HAMILTON, Ohio -- Law enforcement can be messy work, but Deputy Caroline Kotlas' job is dirtier than most. Hamilton County's first-ever environmental crimes investigator spends her shifts kneeling amid discarded takeout containers, bottles and other illegally dumped garbage in search of clues about the person who left it behind.
"You know, I'm just so interested in trying to find a clue that the fact that it's gross and I'm out here in the heat digging through it really doesn't even occur to me," she said.
Instead, she focuses on finding pieces of identifying information amid the garbage. Objects that contain names or addresses, such as receipts and discarded envelopes, can help her trace the trash back to the person who left it behind.
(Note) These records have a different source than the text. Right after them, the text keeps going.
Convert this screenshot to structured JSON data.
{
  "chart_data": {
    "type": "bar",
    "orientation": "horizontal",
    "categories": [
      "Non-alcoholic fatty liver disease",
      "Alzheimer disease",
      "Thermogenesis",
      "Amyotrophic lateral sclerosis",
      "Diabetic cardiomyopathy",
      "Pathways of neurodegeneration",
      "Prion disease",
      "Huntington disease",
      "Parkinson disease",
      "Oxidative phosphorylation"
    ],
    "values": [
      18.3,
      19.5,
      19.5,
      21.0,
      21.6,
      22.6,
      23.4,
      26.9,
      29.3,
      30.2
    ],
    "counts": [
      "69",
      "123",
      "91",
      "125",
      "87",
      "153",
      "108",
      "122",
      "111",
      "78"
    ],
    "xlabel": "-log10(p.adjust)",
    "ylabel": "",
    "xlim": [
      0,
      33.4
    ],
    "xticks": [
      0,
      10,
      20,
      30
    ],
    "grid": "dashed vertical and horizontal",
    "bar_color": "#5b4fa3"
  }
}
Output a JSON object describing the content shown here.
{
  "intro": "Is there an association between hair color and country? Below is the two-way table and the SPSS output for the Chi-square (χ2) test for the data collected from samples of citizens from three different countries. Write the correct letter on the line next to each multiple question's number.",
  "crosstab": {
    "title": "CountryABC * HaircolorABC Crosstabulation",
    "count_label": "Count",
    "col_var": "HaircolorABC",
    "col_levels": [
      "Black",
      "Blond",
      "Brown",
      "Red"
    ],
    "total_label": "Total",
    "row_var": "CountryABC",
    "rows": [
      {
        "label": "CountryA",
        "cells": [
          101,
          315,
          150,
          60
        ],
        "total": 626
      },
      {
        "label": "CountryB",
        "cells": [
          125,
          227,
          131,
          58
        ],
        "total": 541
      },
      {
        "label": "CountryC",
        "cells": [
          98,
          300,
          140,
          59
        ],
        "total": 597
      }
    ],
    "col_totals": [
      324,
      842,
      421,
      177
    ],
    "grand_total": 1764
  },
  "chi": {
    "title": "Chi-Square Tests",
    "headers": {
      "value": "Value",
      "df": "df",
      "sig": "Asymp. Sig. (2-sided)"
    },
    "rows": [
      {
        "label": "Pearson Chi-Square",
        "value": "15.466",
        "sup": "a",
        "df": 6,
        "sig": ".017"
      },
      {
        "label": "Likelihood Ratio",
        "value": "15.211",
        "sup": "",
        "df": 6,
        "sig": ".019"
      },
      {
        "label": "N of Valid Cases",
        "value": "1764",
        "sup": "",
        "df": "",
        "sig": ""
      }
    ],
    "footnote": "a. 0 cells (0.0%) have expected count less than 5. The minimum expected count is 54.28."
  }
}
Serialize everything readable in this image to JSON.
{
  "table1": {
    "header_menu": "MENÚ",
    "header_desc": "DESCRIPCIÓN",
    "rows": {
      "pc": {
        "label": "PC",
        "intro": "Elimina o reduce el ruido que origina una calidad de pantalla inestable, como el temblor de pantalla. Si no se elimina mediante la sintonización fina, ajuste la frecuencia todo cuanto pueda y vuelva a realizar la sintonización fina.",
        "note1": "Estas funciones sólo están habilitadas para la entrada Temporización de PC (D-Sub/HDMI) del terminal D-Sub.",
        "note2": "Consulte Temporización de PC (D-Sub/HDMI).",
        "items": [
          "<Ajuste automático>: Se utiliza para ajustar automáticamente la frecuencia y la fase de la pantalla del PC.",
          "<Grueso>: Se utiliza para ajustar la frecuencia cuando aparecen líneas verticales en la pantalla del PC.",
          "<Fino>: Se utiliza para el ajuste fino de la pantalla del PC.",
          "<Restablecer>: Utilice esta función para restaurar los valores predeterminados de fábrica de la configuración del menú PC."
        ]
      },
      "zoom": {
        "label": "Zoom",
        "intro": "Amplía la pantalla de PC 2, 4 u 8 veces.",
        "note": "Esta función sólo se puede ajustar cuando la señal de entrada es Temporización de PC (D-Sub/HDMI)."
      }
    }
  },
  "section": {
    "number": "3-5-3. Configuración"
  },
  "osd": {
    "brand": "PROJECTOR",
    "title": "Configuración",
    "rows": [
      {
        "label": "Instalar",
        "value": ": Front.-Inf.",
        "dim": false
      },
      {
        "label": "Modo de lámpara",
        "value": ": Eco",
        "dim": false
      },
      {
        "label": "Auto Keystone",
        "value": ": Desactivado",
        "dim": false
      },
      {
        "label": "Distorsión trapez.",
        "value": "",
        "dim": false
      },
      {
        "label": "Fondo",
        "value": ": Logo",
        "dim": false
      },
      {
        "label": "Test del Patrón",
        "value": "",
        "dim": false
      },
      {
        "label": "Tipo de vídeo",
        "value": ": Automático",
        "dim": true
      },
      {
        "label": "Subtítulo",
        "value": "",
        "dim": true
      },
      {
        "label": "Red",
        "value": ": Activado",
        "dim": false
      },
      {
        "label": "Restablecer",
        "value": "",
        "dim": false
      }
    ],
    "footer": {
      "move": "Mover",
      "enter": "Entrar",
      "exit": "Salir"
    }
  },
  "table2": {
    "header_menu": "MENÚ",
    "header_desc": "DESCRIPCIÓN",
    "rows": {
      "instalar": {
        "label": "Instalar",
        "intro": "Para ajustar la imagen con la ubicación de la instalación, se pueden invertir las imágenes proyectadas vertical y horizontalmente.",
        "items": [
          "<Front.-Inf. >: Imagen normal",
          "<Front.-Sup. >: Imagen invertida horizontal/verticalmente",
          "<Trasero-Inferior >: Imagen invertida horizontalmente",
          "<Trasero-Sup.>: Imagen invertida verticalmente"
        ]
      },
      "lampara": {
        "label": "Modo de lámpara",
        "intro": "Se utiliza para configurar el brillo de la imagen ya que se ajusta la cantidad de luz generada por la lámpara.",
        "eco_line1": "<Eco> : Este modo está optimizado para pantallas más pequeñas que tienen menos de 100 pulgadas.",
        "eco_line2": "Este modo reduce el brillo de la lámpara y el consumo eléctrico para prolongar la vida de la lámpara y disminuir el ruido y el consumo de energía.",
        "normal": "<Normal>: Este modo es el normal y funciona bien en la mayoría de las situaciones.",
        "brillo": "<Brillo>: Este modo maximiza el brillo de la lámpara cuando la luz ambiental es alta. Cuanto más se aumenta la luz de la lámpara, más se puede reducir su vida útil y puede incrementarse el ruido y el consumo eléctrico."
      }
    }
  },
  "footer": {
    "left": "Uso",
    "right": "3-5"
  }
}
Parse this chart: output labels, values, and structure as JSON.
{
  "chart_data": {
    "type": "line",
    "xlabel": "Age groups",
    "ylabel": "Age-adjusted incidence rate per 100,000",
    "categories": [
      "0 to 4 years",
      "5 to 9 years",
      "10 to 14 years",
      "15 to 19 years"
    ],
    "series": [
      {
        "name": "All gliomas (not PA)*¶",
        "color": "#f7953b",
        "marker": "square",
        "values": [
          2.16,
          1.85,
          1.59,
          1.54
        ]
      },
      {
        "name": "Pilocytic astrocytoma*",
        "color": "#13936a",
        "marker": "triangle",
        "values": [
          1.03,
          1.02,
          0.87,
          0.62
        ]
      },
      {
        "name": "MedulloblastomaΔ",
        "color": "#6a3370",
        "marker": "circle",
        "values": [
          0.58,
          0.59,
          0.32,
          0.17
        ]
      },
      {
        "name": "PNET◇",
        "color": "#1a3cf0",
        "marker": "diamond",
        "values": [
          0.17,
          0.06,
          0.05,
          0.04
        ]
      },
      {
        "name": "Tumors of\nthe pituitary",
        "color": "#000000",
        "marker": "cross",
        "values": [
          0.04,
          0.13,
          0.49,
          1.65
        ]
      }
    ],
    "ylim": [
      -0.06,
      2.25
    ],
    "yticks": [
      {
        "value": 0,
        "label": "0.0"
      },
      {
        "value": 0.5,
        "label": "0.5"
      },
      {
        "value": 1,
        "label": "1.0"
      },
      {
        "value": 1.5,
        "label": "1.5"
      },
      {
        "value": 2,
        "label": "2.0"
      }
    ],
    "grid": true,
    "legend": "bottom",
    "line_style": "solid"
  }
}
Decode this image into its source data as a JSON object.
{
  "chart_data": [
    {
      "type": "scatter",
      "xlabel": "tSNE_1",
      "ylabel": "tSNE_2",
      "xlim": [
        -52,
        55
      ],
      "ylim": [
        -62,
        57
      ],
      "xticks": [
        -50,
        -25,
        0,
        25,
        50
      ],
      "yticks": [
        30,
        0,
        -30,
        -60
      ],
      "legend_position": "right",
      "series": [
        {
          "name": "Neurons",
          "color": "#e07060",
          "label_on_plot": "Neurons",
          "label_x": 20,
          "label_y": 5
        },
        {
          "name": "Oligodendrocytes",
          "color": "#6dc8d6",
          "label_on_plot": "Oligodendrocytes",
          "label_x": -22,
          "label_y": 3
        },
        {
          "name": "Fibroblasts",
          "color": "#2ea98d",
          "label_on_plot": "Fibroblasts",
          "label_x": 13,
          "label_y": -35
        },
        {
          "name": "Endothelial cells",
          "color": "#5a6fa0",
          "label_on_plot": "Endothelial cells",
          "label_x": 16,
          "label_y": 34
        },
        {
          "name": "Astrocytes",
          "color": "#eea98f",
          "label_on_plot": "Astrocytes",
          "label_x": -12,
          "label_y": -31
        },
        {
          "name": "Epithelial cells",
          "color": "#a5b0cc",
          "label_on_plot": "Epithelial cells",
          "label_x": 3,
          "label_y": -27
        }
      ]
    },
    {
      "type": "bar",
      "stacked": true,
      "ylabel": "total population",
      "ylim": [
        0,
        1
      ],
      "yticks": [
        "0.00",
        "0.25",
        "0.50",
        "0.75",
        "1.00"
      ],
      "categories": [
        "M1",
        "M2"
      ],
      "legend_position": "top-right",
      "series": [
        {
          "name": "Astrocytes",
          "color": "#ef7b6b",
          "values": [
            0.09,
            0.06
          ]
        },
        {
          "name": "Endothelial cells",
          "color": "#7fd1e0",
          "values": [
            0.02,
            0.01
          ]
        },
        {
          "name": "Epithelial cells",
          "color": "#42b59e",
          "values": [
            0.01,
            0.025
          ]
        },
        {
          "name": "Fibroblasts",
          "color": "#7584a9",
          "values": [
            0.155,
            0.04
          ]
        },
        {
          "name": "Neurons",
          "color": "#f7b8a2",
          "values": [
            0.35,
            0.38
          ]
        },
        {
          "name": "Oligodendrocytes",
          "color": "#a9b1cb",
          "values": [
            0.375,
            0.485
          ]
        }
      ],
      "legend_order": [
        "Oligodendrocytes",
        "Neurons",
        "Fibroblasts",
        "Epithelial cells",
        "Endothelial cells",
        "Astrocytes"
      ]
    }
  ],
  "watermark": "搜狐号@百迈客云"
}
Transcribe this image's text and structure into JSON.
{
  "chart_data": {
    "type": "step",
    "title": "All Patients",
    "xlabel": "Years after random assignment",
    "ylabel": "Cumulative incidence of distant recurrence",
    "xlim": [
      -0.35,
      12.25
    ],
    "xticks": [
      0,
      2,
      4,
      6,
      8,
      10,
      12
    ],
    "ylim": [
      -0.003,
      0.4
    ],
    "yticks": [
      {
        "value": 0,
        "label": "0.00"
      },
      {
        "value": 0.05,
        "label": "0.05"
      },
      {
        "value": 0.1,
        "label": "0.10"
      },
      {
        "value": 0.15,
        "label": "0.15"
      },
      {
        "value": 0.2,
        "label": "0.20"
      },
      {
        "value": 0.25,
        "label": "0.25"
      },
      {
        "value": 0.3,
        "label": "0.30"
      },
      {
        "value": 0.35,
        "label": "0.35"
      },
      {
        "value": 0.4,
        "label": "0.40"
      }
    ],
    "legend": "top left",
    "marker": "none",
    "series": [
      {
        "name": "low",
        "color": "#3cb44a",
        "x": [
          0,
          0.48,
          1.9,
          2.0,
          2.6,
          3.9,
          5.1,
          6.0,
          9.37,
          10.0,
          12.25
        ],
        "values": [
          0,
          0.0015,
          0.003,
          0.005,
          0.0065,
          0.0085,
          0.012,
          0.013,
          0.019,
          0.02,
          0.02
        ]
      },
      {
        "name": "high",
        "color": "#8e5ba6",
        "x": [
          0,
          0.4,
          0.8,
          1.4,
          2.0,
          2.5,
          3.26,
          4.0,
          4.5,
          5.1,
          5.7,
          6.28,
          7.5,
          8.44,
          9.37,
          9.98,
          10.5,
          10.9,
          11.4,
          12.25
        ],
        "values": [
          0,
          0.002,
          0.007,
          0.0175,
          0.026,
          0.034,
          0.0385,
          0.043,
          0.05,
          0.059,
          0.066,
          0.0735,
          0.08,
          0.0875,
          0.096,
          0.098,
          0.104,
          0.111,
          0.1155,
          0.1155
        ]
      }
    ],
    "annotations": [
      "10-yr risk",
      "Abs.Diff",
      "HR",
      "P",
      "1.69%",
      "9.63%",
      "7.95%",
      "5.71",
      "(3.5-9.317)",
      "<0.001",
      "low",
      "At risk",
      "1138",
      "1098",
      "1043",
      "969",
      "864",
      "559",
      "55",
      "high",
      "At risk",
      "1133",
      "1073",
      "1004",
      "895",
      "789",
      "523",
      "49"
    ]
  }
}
Once, she learned a suspect had used Facebook to brag about leaving his mess behind on another person's property.
"That's great for me," she said, laughing. "Sometimes, you don't catch the brightest ones."
Thousands of Hamilton County homeowners have found large piles of others' garbage in their yards over the years, she added. They're not just unsightly and expensive to clean up -- depending on the things a dumper decides to offload, they can also spread toxic waste and disease. Tires, especially, pose multiple hazards, including becoming nesting grounds for disease-spreading pests such as mosquitoes and harming the surrounding environment.
For many of those years, Kotlas said, offenders grew increasingly "bold and brash" because Hamilton County didn't strictly enforce its laws about illegal dumping. She's working to change that by bringing charges against people who leave their garbage lying around.
"I will use every resource in my power to make sure that this ceases," she said.
Hamilton County is throwing its efforts behind her, too. The sheriff's office and Hamilton County Environmental Services will partner for the next three years to place special focus on people who dispose of their trash illegally.
Kotlas' three months on the job are already helping, Hamilton County Environmental Services director Holly Christmann said.
"People are starting to understand now there's someone to call and there's someone who will come out and enforce," she said. "That's what has really been lacking over the past several years here."